While international travel restrictions in the U.S. and Europe came into place as early as January 31 and March 11, respectively, it was still possible to enter the Thai kingdom as a foreigner until March 26. However, some airlines had grounded their entire fleet earlier. All foreigners, exceptions aside, are now denied entry into Thailand at all points until the end of April. In its latest move, the Civil Aviation Authority of Thailand (CAAT) has also ordered the suspension of all incoming commercial flights until April 18, even if they carry Thai citizens trying to return from overseas (Bangkok Post).

Economic impact

According to the Joint Standing Committee on Commerce, Industry and Banking (JSCCIB), 7 million people in Thailand will find themselves jobless by June 2020. Layoffs due to the shutdown of many businesses will mostly affect low-wage workers across multiple sectors (Bangkok Post). The committee further predicts a recession despite an approved 1.9 trillion baht stimulus aimed to relieve the economic impact of the pandemic.

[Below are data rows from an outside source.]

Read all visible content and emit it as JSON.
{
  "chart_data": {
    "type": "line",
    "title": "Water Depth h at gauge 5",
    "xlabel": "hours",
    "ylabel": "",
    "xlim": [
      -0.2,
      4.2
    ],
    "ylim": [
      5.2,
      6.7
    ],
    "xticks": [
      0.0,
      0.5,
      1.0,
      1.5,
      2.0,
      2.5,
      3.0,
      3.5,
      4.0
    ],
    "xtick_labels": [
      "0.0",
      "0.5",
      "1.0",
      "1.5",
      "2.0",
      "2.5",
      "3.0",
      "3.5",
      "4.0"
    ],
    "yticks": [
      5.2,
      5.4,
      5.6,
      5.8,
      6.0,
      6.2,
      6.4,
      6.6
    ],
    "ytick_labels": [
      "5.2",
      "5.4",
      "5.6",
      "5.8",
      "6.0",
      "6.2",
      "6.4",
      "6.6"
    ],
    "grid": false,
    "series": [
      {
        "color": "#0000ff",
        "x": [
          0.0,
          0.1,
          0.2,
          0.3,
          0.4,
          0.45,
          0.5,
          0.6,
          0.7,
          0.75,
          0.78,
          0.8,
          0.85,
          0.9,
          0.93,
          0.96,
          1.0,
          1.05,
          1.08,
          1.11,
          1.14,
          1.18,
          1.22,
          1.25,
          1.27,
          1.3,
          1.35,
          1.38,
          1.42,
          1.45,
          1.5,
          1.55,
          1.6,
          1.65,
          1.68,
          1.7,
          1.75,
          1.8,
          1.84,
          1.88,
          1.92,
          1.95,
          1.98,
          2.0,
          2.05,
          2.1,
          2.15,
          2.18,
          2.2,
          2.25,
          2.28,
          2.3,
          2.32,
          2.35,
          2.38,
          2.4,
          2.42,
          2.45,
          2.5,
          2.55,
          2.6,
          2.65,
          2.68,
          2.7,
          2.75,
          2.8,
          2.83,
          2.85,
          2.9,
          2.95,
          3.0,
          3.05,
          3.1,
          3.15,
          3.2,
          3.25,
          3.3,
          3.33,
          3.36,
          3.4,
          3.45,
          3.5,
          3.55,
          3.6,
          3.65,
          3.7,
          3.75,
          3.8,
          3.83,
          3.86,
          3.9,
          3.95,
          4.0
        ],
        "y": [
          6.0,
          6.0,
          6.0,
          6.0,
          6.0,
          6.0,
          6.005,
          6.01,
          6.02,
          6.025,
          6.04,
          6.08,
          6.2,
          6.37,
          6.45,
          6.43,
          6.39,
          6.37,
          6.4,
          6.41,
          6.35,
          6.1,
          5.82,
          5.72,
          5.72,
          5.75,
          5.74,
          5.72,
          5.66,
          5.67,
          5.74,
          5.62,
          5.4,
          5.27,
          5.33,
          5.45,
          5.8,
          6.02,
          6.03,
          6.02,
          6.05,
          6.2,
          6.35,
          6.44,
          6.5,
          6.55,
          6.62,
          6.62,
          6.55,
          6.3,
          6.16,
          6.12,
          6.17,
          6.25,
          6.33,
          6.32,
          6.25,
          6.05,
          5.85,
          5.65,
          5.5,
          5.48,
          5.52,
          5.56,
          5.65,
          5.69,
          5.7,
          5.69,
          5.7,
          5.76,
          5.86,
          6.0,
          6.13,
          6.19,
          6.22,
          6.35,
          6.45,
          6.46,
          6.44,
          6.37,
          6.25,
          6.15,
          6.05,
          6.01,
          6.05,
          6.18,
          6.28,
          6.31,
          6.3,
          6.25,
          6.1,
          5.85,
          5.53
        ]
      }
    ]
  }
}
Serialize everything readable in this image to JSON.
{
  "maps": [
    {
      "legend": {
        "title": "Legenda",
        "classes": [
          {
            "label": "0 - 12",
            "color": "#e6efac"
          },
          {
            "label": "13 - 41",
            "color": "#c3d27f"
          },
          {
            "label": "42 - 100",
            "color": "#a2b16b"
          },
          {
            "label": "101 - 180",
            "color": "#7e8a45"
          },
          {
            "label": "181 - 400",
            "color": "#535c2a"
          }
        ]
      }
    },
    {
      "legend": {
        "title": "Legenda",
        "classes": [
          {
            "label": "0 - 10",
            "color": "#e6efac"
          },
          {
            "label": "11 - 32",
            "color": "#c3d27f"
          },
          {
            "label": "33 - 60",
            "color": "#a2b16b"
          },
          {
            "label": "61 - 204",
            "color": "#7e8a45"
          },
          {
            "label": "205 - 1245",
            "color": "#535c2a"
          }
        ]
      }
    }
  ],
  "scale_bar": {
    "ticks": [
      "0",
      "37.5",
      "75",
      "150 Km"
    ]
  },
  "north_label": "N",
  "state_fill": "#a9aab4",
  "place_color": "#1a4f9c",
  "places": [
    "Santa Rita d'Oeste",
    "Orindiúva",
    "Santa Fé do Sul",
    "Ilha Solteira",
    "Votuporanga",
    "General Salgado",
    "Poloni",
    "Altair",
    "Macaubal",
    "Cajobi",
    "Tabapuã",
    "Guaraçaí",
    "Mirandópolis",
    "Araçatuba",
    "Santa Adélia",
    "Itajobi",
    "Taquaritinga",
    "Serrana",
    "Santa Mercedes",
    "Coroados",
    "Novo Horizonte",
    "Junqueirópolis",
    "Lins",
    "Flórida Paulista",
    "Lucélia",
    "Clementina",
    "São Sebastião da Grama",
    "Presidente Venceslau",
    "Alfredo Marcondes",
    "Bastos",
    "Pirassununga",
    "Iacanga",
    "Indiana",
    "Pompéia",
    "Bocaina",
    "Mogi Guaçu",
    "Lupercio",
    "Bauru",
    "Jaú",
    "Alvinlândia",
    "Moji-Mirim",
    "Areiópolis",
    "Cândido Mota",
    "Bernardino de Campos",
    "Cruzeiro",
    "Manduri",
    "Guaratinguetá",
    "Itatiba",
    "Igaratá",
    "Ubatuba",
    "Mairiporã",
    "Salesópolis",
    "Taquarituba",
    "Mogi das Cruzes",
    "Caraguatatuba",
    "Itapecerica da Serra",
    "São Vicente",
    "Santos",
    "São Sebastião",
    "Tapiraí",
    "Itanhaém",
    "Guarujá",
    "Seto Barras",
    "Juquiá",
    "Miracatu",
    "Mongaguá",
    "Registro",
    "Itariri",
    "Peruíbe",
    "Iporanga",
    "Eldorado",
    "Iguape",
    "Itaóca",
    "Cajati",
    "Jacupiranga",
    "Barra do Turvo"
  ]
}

Earlier, the Thai government approved a relief package for self-employed workers without social security coverage. It comes in the form of cash handouts of 5,000 baht per month for a period of up to 6 months. More than 20 million people have signed up online for the grant, though only 9 million will be eligible according to PM Chan-o-Cha.


One of the industries hardest hit by the COVID-19 outbreak is the tourism sector. The number of tourist arrivals fell by more than 44% in February in a year-to-year analysis. Chinese nationals make up most of all incoming visitors. Thus, when China closed its borders, it essentially put a stop to the peak season in Thailand. In a worst-case scenario, the Tourism Authority of Thailand (TAT) forecasts a drop of tourist numbers from last year’s 39.8 million to 30 million in 2020 (Business Insider).